Matahari Bandung adalah entitas yang berbeda dari matahari Tokyo, pikir Lea saat menyaksikan bagaimana cahaya pagi menyusup masuk melalui celah tirai kamar tamu keluarga Rushd. Di Tokyo, matahari adalah kehadiran yang dingin dan terdistansi, bola putih di balik kabut metropolitan, cahaya yang lebih sering dikenali dari ketiadaannya. Namun, di sini, ia hadir dengan intensitas yang mengejutkan, dengan kehangatan yang terlalu mendesak untuk diabaikan.
Lea mengerjapkan mata, membiarkan kesadaran merayap perlahan, mengumpulkan potongan-potongan yang membentuk realitas barunya: kayu jati di langit-langit, kicauan burung yang tak dikenalnya, aroma rempah samar yang seperti telah meresap ke dalam dinding-dinding rumah, dan—ada azan pagi. Suara azan itu menggema dari masjid tak jauh dari rumah, seperti gelombang suara yang menggulirkan waktu dengan cara yang tak dikenal Lea, membagi hari dengan ritme yang sama sekali berbeda dari ketukan metronom waktu Jepang.
Pukul lima pagi, dan rumah keluarga Rushd telah hidup. Terdengar langkah-langkah lembut di luar pintu, bisikan percakapan yang teredam, dan sesekali denting halus peralatan dapur. Lea mendapati dirinya menahan napas, mencoba menangkap setiap suara, mencoba memahami pola kehidupan rumah yang asing ini, rumah Rahmat, yang kini menerima kehadirannya dengan kehati-hatian seorang tuan rumah terhadap tamu yang belum sepenuhnya diundang.

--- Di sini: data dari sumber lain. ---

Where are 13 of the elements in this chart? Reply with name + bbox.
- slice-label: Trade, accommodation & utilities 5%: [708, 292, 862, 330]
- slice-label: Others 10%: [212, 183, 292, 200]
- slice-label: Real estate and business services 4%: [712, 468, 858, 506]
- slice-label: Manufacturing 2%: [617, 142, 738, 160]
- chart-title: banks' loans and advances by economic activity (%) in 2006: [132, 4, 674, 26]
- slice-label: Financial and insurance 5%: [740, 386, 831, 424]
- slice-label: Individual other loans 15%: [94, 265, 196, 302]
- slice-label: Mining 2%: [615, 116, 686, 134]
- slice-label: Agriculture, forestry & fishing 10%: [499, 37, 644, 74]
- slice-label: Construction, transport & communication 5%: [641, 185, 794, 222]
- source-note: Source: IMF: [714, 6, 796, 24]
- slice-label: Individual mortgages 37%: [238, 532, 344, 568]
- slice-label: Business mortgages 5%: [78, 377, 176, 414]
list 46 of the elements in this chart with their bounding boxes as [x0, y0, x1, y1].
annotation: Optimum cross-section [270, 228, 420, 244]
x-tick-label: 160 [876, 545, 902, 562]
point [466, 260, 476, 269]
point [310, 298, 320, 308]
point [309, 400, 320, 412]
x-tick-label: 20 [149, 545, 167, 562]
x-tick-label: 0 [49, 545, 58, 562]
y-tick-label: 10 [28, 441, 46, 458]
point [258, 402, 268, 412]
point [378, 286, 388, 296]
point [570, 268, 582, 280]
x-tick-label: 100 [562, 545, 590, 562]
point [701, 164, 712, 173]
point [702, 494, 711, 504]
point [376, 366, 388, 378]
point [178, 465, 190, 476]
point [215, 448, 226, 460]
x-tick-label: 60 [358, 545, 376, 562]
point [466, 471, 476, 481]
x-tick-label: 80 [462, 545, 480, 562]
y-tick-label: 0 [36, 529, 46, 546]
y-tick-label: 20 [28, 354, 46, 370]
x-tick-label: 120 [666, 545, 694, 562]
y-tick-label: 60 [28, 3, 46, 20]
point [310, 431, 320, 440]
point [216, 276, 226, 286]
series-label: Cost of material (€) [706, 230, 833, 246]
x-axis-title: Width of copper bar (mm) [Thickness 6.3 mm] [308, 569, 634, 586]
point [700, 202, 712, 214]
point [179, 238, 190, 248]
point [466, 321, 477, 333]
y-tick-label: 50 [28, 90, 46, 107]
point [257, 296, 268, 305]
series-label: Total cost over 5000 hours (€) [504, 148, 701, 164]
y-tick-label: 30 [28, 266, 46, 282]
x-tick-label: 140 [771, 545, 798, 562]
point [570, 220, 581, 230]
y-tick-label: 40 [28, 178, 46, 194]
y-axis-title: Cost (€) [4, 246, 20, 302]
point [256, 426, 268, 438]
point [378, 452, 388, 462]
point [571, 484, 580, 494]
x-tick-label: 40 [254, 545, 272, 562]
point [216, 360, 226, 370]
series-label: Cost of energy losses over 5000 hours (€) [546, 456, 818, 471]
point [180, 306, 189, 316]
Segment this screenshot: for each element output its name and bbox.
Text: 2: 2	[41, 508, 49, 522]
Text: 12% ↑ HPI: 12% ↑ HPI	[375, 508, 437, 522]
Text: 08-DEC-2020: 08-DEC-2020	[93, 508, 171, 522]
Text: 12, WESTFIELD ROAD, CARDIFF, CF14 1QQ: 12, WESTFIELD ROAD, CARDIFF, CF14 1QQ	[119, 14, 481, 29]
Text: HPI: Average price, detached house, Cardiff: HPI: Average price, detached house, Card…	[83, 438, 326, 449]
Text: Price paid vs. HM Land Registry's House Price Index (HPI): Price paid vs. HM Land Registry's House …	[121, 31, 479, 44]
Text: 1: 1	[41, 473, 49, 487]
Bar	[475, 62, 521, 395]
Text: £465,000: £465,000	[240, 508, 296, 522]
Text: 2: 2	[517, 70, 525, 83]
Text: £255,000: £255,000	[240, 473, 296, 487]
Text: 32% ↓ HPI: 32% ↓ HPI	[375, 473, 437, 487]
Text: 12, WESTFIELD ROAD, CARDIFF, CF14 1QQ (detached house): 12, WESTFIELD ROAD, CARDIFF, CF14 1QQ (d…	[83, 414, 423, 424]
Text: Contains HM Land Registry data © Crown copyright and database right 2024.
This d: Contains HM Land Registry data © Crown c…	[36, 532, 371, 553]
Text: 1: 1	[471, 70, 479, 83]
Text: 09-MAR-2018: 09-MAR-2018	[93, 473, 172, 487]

Ia duduk di tepi tempat tidur, menyentuh lantai dengan kaki telanjang, merasakan tekstur kayu yang berbeda dari tatami apartemennya—lebih keras, lebih kokoh, seolah menuntut agar pemilik kaki menyatakan keberadaannya dengan tegas. Untuk sesaat, ia merasa asing dalam tubuhnya sendiri, seperti planet yang terlempar dari orbitnya, berusaha menemukan keseimbangan baru dalam medan gravitasi yang tak dikenal.
"Kau sudah bangun."
Rahmat berdiri di ambang pintu yang terbuka separuh, sosoknya menjadi siluet di antara tumpahan cahaya dari lorong. Ia tampak berbeda di sini, pikir Lea. Bukan fotografer National Geographic dengan agenda internasional, bukan pria kosmopolitan yang memotret Tokyo dengan mata orang asing, tapi Rahmat dalam konteksnya yang paling fundamental, putra ulama, anak Bandung, bagian dari keluarga dengan akar yang tertanam jauh ke dalam tanah tempat mereka berpijak.